- Sam Bankman-Fried said he was willing to destroy the world with a coin flip, Caroline Ellison said.
- She testified that SBF used the metaphor to illustrate his risk philosophy for Alameda investments.
Imagine, if you will, a coin.
If you flip it and get heads, the entire world improves by more than double.
If you get tails, the world is destroyed.
Sam Bankman-Fried said he would flip the coin — and urged everyone else to do so, too, Caroline Ellison testified in court Tuesday.
On the witness stand at Bankman-Fried's criminal trial, Ellison, the former CEO of his cryptocurrency hedge fund Alameda Research, said Bankman-Fried often talked about 50%-chance-of-apocalypse coin flip to illustrate his investment philosophy.
Bankman-Fried "described himself as truly risk-neutral," Ellison said, meaning he was completely comfortable taking risks as long as the average expected value of the bet was positive.
"He also talked about this in the context of thinking about what was good for the world, saying that he would be happy to flip a coin," Ellison testified Tuesday. "If it came up tails and the world was destroyed, as long as it came up heads the world would be like more than twice as good."
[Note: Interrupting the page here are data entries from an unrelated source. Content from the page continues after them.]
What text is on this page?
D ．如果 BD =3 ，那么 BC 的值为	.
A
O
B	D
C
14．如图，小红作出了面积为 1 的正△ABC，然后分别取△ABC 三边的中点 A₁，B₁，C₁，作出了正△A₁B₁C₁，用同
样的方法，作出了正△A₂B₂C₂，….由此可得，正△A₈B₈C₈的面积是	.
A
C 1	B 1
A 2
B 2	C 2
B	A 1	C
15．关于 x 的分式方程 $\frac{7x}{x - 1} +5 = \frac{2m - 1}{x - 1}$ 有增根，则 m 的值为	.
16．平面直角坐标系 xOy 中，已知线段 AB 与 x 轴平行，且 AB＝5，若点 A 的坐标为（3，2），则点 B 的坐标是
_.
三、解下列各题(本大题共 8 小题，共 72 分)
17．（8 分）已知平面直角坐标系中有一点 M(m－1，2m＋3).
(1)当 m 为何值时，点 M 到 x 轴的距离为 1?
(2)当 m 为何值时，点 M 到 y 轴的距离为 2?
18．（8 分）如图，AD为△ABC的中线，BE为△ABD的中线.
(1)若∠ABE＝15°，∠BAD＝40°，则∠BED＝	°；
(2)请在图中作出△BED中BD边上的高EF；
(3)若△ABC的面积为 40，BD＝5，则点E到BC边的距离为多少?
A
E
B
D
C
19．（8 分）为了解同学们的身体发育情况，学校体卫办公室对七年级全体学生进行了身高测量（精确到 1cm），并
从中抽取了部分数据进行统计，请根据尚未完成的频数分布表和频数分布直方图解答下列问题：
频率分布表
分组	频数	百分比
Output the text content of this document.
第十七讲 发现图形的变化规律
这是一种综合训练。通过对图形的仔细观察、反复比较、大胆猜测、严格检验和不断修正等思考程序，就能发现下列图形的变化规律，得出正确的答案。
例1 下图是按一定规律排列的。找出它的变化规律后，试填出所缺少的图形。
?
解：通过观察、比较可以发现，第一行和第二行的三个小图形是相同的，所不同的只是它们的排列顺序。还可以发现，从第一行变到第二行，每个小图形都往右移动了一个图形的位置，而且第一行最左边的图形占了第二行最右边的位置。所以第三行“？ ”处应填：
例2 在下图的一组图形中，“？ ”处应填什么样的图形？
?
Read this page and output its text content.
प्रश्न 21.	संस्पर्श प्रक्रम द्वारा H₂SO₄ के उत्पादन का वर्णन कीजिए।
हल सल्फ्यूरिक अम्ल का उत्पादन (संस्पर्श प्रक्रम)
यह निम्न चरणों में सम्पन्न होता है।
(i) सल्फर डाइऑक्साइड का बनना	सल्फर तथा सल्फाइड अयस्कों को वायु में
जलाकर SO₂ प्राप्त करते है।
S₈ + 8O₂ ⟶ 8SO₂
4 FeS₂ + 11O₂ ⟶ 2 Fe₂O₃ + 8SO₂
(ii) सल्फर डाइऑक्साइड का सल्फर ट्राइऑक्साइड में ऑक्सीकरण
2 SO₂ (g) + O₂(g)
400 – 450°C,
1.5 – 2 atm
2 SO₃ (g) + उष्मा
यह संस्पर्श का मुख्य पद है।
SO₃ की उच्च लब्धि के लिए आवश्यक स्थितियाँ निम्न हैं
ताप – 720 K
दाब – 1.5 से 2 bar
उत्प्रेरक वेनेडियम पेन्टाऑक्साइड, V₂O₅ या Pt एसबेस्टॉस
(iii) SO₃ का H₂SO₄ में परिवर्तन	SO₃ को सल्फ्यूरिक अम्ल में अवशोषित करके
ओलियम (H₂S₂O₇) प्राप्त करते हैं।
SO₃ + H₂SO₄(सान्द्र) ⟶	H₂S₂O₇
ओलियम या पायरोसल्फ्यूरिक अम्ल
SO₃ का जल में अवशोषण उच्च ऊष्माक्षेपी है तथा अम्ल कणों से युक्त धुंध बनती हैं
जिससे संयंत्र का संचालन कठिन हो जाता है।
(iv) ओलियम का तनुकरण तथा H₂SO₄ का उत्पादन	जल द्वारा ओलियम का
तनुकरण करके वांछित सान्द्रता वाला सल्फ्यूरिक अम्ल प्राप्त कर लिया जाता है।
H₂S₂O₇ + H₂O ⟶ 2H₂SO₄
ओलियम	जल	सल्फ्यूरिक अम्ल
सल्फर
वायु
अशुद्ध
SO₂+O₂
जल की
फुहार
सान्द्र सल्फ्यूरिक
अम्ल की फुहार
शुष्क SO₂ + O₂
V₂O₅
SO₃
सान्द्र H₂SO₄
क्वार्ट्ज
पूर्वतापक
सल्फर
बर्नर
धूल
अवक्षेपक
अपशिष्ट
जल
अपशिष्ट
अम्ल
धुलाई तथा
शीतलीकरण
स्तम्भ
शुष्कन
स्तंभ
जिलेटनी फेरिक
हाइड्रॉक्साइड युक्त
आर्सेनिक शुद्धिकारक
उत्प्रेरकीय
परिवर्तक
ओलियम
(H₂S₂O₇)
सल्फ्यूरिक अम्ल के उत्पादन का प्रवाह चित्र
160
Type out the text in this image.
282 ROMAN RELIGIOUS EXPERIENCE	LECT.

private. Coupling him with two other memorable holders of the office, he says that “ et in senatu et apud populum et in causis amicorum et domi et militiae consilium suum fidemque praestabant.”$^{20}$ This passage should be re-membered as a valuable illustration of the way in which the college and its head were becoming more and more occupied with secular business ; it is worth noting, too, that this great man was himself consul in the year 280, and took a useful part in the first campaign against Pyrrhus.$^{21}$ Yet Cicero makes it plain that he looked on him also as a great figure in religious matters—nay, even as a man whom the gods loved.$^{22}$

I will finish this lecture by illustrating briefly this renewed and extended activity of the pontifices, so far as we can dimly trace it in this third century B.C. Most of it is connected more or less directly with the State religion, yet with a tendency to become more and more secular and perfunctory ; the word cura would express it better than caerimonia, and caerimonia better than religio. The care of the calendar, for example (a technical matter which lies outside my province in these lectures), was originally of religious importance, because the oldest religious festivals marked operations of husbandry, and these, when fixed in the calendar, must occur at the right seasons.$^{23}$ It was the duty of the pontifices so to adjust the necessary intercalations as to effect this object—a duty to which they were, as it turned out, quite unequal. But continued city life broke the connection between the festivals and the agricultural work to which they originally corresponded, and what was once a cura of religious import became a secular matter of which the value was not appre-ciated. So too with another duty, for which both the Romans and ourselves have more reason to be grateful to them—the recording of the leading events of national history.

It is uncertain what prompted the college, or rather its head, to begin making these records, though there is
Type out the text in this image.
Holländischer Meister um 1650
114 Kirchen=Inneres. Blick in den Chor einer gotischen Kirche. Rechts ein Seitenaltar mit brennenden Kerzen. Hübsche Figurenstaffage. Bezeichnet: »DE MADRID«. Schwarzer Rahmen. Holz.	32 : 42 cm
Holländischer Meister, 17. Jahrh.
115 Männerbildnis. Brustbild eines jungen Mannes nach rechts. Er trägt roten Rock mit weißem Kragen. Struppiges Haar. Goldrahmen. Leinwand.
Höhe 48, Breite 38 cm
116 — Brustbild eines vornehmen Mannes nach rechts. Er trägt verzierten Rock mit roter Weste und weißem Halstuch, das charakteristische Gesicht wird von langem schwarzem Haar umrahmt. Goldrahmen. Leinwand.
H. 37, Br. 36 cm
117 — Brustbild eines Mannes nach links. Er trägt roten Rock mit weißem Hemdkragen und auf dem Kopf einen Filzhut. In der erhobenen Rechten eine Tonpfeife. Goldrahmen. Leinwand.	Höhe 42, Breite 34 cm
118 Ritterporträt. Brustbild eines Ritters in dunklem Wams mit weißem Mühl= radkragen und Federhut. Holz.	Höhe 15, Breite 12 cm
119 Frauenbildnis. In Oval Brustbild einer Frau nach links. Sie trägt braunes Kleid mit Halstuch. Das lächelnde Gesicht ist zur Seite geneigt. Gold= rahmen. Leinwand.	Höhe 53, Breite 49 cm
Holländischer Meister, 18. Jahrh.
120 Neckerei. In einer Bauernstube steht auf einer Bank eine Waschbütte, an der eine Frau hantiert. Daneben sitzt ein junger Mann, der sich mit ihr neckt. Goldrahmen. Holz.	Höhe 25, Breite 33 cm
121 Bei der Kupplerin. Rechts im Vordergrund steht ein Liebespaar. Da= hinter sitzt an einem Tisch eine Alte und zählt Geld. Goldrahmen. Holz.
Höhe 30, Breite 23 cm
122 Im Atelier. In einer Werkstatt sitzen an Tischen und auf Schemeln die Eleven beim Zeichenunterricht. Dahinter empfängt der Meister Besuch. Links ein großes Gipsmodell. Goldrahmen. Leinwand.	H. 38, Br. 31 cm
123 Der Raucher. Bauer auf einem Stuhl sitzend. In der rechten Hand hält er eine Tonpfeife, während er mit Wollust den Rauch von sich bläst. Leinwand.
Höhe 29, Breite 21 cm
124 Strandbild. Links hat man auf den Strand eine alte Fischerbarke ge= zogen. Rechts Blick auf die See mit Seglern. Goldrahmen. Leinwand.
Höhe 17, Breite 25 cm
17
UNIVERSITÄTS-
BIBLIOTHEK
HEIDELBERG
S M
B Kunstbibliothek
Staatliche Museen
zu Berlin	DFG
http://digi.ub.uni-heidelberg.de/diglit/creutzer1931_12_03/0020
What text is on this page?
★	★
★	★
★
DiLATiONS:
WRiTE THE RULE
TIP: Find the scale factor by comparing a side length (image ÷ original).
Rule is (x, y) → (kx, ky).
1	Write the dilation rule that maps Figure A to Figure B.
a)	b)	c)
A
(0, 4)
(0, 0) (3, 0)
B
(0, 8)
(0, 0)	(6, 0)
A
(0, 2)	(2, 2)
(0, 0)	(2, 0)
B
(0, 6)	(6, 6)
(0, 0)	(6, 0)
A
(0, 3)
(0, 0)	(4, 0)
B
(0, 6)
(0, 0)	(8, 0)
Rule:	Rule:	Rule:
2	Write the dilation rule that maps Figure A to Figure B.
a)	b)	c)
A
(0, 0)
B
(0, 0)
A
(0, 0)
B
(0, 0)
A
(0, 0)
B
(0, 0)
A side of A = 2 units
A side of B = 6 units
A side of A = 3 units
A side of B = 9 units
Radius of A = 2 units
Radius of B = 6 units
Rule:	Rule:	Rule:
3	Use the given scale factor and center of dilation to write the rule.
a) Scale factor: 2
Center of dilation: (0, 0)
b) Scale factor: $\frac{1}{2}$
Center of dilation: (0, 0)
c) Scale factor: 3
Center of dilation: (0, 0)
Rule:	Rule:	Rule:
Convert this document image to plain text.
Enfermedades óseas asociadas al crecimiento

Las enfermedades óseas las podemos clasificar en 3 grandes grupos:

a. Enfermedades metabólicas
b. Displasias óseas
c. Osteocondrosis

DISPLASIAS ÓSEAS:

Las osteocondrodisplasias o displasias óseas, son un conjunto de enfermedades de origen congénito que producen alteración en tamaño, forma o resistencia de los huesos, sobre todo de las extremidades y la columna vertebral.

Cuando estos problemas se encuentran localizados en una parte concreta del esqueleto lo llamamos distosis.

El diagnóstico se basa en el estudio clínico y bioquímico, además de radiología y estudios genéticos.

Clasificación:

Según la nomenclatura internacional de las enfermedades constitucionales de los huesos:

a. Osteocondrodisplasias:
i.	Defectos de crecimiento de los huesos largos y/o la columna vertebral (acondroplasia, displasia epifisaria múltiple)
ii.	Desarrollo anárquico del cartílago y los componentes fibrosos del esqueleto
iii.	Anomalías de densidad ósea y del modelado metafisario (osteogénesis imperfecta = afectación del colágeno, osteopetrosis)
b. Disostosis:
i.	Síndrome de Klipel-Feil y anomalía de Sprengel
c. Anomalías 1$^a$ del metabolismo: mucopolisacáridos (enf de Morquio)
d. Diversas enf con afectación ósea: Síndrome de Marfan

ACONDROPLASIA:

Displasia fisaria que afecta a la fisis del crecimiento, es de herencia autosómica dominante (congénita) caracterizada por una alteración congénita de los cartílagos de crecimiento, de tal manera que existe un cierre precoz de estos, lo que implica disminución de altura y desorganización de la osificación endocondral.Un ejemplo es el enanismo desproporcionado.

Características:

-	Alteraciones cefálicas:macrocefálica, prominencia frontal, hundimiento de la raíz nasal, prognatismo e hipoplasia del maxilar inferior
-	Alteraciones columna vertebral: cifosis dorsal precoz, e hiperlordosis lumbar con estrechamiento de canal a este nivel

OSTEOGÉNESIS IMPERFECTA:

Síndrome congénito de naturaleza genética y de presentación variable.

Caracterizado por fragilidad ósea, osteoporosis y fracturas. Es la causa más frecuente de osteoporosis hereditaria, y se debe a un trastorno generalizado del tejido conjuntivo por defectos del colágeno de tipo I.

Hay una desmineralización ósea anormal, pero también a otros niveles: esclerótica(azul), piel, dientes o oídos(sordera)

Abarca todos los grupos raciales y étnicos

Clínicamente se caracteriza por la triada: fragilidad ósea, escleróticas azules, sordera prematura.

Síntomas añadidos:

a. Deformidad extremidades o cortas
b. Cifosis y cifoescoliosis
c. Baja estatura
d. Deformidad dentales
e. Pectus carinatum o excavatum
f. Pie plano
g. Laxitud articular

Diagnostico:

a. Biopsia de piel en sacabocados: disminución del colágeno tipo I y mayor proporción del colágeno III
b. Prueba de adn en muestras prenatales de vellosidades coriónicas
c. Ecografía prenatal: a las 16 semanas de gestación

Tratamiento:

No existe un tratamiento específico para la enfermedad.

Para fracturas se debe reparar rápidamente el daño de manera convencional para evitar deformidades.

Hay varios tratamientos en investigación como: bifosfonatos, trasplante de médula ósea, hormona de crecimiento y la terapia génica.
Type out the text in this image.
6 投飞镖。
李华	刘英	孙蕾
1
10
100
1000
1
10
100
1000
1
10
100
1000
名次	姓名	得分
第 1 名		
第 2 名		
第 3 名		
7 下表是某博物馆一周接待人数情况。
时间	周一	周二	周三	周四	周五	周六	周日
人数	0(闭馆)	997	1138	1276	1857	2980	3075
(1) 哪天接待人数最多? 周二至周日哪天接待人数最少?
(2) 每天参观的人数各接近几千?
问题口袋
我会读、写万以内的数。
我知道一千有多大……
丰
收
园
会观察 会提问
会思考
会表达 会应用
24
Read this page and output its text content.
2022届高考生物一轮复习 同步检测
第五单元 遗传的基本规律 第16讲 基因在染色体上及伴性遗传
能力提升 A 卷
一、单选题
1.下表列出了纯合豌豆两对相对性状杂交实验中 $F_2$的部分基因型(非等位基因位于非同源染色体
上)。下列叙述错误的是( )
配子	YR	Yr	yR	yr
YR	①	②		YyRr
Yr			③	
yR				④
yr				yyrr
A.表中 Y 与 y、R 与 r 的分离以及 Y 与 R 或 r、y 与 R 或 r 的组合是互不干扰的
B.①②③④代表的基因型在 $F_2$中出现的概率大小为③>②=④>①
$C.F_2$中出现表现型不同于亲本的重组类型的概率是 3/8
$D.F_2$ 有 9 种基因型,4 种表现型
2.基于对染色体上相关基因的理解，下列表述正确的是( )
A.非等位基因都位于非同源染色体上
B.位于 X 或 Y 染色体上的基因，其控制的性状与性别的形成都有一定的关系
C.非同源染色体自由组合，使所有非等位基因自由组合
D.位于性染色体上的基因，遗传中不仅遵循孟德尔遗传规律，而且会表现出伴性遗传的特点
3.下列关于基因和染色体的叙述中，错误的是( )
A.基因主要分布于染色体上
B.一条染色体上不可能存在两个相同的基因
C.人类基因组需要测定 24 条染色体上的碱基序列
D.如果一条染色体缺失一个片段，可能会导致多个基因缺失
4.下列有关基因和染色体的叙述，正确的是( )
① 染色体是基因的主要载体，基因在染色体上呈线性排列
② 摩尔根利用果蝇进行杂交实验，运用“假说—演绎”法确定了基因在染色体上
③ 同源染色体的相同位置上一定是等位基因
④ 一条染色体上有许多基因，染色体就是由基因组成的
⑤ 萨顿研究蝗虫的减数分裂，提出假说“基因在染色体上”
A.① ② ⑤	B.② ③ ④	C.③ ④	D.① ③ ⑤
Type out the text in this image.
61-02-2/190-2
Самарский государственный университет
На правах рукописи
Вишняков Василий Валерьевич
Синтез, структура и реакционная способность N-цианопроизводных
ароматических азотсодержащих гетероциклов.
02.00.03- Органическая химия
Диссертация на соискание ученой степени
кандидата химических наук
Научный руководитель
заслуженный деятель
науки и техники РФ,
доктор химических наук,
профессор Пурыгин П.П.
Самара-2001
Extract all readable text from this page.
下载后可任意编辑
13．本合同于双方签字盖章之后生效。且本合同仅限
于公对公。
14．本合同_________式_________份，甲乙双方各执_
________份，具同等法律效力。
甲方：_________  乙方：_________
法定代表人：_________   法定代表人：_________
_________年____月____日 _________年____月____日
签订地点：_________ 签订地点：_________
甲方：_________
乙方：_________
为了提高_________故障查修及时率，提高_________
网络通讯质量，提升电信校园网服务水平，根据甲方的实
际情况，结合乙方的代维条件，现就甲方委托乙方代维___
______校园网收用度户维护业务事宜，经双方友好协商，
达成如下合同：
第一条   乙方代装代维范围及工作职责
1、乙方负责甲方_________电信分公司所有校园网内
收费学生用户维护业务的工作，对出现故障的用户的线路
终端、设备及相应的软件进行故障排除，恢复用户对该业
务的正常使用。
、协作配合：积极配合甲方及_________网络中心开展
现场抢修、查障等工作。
Bankman-Fried's love of shady coins, risky bets, and risky bets with shady coins have become central to his criminal trial, where he faces seven criminal counts.
Prosecutors allege Bankman-Fried defrauded customers and investors of FTX, his now-defunct cryptocurrency exchange, by siphoning their funds to Alameda Research, his cryptocurrency hedge fund, without their knowledge or permission.
So far in the trial, prosecutors have asked witnesses about Bankman-Fried's enormous appetite for risk and his high-wire act of borrowing enormous funds to make investments.
Aside from customer funds, Ellison testified in federal court on Tuesday, Alameda made its crypto bets using money from loans.
These loans — including from companies like the crypto trading firm Genesis — often had extremely risky terms, Ellison said. They allowed lenders to ask for their money back at any time, she testified.
Bankman-Fried directed Ellison and other employees of Alameda Research to get as many enormous loans as possible anyway, she said.
Ellison testified about a point in time in 2021 when Bankman-Fried wanted to spend $3 billion on venture investments. Those investments, Ellison said, would be difficult to sell, and the lack of liquidity could cause a problem if lenders wanted their money back. In addition, she said, Alameda Research already had around $2.7 billion in liabilities at the time.
"I assumed it would significantly increase the risk if we couldn't meet loan recalls," she said.
Bankman-Fried didn't seem too concerned, Ellison said.
"We assumed Alameda would use FTX customer funds to repay our loans," she said.
In media interviews, Bankman-Fried has said that, following FTX's apparent collapse in November of 2022, he could have made everyone whole if only he had more time.
In their opening statement for the trial, his attorneys said Ellison — who pleaded guilty to four criminal counts herself and is testifying as part of a cooperation agreement — should have heeded Bankman-Fried's instructions during the cryptocurrency downturn that year.
"He spoke to Ms. Ellison, the CEO, and he urged her to put on a hedge, something that would protect against such a downturn," Bankman-Fried's lawyer Mark Cohen said. "She didn't do so at the time, and this also becomes an issue later on, when the storm hit."
Bankman-Fried's appetite for risk extended to hiding the truth from investors, Ellison said.
He and other lieutenants — including Ellison — took tens or hundreds of millions of dollars of loans from FTX for their personal use, including personal investments. Ellison testified she believed that disclosing the loans to investors would alarm them.
"I didn't think we could get the money back if we needed it," she said Tuesday.
Bankman-Fried instructed her to keep the loans off of Alameda's balance sheets in 2021, which she prepared for investors to review, she testified.
"They made investing in Alameda significantly riskier," Ellison said.